Lors du Salon aéronautique de Singapour, des informations récentes indiquent que l’Indonésie a décidé de ne pas poursuivre l’acquisition prévue des avions de combat Boeing F-15EX, sans motif officiel communiqué.
Cette décision surprend, alors que le pays envisageait récemment un large renouvellement de sa flotte aérienne avec des modèles provenant de plusieurs fabricants.
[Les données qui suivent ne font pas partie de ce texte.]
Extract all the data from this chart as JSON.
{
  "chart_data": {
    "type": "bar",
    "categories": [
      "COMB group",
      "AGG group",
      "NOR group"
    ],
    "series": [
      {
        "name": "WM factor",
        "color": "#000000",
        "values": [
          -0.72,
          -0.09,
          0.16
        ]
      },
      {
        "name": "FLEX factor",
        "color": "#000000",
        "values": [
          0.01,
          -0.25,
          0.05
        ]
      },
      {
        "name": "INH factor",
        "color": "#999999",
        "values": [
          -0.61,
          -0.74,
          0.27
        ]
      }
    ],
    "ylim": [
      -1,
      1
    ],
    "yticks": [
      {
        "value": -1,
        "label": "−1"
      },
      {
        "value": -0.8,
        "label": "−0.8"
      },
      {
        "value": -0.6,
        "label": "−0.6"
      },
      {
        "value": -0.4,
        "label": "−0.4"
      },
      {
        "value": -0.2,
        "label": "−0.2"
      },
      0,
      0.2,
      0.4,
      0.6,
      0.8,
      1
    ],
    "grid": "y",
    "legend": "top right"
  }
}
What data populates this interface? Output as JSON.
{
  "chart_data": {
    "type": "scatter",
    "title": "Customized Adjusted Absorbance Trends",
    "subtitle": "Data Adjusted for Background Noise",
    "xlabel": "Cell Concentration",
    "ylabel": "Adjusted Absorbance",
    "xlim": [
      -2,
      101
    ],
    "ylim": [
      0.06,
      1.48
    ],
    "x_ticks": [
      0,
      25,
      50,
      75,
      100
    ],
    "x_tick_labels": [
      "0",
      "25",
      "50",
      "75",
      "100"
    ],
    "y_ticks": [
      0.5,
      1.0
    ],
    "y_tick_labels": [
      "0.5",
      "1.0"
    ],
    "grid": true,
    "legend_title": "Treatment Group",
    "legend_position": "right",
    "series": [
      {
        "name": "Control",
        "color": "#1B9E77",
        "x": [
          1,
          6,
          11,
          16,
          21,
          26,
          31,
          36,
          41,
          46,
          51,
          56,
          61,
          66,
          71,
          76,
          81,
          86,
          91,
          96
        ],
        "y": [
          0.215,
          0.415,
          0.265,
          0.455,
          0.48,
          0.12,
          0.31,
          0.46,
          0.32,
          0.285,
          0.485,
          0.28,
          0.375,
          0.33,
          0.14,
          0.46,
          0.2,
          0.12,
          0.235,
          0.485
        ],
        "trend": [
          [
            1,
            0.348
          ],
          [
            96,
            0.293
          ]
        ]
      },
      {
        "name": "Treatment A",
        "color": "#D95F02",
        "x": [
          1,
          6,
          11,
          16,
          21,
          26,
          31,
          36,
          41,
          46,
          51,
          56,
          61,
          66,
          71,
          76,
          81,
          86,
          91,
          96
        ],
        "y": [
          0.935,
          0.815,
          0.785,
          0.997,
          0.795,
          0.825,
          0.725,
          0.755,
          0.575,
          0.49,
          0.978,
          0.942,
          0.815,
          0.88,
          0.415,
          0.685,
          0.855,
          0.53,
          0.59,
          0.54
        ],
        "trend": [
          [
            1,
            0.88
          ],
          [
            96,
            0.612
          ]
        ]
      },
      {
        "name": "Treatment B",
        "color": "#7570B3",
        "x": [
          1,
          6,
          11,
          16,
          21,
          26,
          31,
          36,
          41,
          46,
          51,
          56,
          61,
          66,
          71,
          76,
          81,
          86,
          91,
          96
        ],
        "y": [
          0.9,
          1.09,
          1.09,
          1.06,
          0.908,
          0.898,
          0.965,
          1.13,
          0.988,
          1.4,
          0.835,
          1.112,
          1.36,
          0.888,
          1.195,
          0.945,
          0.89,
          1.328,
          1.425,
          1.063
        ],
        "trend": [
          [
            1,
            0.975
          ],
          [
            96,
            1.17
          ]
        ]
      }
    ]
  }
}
En janvier 2026, l’Indonésie manifestait un vif intérêt pour le JF-17 Thunder sino-pakistanais, bien que de nouveaux signaux laissent penser qu’elle réduit également son appétence pour ce programme.
Au Salon aéronautique de Singapour, Reuters rapporte que Bernd Peters, vice-président du développement commercial et de la stratégie chez Boeing Defense, a confié aux journalistes : « Concernant notre partenariat pour le F-15EX avec l’Indonésie, ce n’est plus une campagne active pour nous. »
Boeing n’a pas précisé les raisons de l’annulation de ce projet. En 2025, le Département d’État américain avait informé le Congrès de la proposition de vente jusqu’à 36 F-15EX à l’Indonésie, proposition qui avait été validée par le législatif américain.
En août 2025, le journal indonésien Liputan affirmait : « Le ministère de la Défense (Kemenhan) confirme que le processus d’achat de 24 Boeing F-15EX reste en cours », tout en précisant qu’aucun contrat n’avait été signé à ce stade.
Les ambitions initiales de l’Indonésie concernant le F-15EX
En août 2023, Boeing annonçait un engagement indonésien pour l’achat de 24 F-15EX Eagle II. Cette décision faisait suite à un refus américain d’un contrat F-35 demandé par Jakarta, les États-Unis proposant à la place le F-15EX, également désigné sous l’appellation F-15IDN pour la force indonésienne.
Boeing défendait alors : « Aucun autre chasseur au monde ne peut égaler le F-15, cette plateforme placera l’Indonésie au sommet des capacités de supériorité aérienne ». Le F-15EX est un appareil de quatrième génération avancé, considéré comme l’un des plus performants sur le marché. Après le F-35A, il est le seul chasseur de première ligne actuellement acquis par l’US Air Force (ainsi que par l’Armée de l’air israélienne).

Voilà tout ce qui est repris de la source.